A eso de las tres llamaron a mi puerta y entró Raimundo. Me quedé acostado. Se sentó en el
borde de la cama. Quedó un momento sin hablar y le pregunté cómo había ocurrido el asunto. Me
contó que había hecho lo que quería, pero que ella le había dado un bofetón y entonces él le había
pegado. En cuanto al resto, yo lo había visto. Le dije que me parecía que ahora estaba castigada y
que debía de sentirse contento. Era también su Opinión, y observó que el agente había actuado
bien, pero que no cambiaría en nada los golpes que ella había recibido. Agregó que conocía bien a
los agentes y que sabía cómo había que manejarse con ellos. Me preguntó entonces si había
esperado que respondiera al bofetón del agente. Contesté que no había esperado nada y que por
otra parte no me gustaban los agentes. Raimundo pareció muy contento. Me preguntó si quería
salir con él. Me levanté y comencé a peinarme. Me dijo entonces que era necesario que le sirviera
como testigo. A mí me era indiferente, pero no sabía qué debía decir. Según Raimundo, bastaba
declarar que la muchacha lo había engañado. Acepté servirle como testigo.
Salimos, y Raimundo me ofreció un aguardiente. Luego quiso jugar una partida de billar y perdí
por un pelo. Después quería ir al burdel, pero le dije que no porque no tenía ganas. Regresamos
lentamente mientras me decía cuánto celebraba haber logrado castigar a su amante.
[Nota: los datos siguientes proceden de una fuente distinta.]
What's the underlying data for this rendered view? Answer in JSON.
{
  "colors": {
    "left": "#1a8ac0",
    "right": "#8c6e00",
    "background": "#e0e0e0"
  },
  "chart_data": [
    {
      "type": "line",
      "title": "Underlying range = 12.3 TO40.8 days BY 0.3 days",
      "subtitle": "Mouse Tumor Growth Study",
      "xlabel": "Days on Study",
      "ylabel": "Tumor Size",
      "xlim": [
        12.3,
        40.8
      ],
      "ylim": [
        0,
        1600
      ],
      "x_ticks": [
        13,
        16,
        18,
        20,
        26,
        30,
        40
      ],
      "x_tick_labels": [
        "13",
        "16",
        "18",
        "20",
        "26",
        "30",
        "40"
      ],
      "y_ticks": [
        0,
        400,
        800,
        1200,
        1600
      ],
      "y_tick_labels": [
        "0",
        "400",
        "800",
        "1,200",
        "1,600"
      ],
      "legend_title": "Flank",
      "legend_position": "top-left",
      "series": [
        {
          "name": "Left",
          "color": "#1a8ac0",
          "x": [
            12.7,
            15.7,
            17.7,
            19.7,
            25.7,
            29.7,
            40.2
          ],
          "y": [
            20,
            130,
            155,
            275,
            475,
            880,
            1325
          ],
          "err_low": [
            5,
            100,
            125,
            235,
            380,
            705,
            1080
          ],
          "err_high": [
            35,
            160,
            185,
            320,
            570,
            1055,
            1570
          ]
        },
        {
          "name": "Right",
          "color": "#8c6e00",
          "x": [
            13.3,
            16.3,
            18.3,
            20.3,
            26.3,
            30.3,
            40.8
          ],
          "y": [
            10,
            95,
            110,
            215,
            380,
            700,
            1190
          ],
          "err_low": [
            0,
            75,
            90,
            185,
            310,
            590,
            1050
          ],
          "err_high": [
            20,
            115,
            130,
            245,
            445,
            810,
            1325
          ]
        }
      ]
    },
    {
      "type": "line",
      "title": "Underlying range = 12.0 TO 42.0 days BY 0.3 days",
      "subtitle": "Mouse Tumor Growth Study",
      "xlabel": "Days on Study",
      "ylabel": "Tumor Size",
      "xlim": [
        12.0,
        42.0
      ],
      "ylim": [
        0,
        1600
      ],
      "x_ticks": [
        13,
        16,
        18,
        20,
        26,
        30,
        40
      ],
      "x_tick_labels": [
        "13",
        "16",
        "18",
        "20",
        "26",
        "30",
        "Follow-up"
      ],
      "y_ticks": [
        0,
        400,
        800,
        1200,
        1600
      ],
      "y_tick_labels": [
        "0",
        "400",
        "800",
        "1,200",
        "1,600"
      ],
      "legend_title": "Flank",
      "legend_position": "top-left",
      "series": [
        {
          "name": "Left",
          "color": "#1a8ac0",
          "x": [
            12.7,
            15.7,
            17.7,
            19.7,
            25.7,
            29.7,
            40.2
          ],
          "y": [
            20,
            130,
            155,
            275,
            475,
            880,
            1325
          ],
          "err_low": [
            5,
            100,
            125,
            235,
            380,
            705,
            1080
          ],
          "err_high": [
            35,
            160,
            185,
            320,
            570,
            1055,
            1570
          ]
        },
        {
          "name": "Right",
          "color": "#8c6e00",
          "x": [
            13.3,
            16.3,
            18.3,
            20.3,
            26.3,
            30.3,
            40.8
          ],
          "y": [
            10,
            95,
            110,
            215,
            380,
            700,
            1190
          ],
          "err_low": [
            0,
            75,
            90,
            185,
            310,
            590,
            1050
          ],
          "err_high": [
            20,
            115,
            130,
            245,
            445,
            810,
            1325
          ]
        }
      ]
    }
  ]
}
Estuvo muy
amable conmigo y pensé que era un momento agradable.
Desde lejos divisé en el umbral de la puerta al viejo Salamano, que tenía aspecto agitado.
Cuando nos acercamos vi que no tenía consigo al perro. Miraba para todos lados, se volvía sobre
sí mismo, trataba de perforar la oscuridad del pasillo, mascullaba palabras sueltas y volvía a
escudriñar la calle con los ojillos enrojecidos. Cuando Raimundo le preguntó qué le sucedía, no
respondió inmediatamente. Oí vagamente que murmuraba: «¡Cochino! ¡Carroña!», y continuaba
agitándose. Le pregunté dónde estaba el perro. Bruscamente me respondió que se había
marchado. Luego, de golpe, habló con volubilidad: «Lo llevé al Campo de Maniobras como de
costumbre. Había mucha gente en torno de los kioscos de saltimbanquis. Me detuve a mirar 'El rey
de la evasión'. Y cuando quise seguir no estaba más allí. Hace tiempo que estaba por comprarle
un collar menos grande. Pero jamás hubiera creído que esa carroña pudiera marcharse así.»
Raimundo le explicó entonces que el perro podía haberse perdido y que iba a volver. Le citó
ejemplos de perros que habían hecho decenas de kilómetros para encontrar a su amo. A pesar de
todo, el viejo pareció más agitado. «Pero ellos lo agarrarán, ¿comprende usted? Si por lo menos
alguien lo recogiera. Pero no es posible, da asco a todo el mundo con las costras. Los agentes lo
agarrarán es seguro.» Le dije entonces que debía ir a la perrera y que se lo devolverían mediante
el pago de algunos derechos. Me preguntó si los derechos serían elevados. Yo no lo sabía.
Entonces montó en cólera: «¡Dar dinero por esa carroña! ¡Ah, que reviente!» Y se puso a
insultarlo. Raimundo rió y entró en la casa. Le seguí y nos separamos en el rellano del piso. Un
momento después oí los pasos del viejo que golpeó en mi puerta. Cuando abrí quedó un momento
en el umbral y me dijo: «¡Discúlpeme, discúlpeme! ...» Le invité a entrar, pero no quiso. Miraba la
punta de los zapatos y le temblaban las manos costrosas. Sin mirarme de frente, me preguntó:
«¿No me lo han de agarrar, diga, señor Meursault? ¡Tienen que devolvérmelo! Si no, ¿qué va a ser
de mí?» Le dije que la perrera guardaba los perros tres días a disposición de los propietarios y que
después hacía con ellos lo que le parecía. Me miró en silencio. Luego dijo: «Buenas noches.»
Cerró la puerta. Le oí ir y venir. La cama crujió. Y por el extraño y leve ruido que atravesó el
tabique comprendí que lloraba. No sé por qué pensé en mamá. Pero tenía que levantarme
temprano al día siguiente. No tenía hambre y me acosté sin cenar.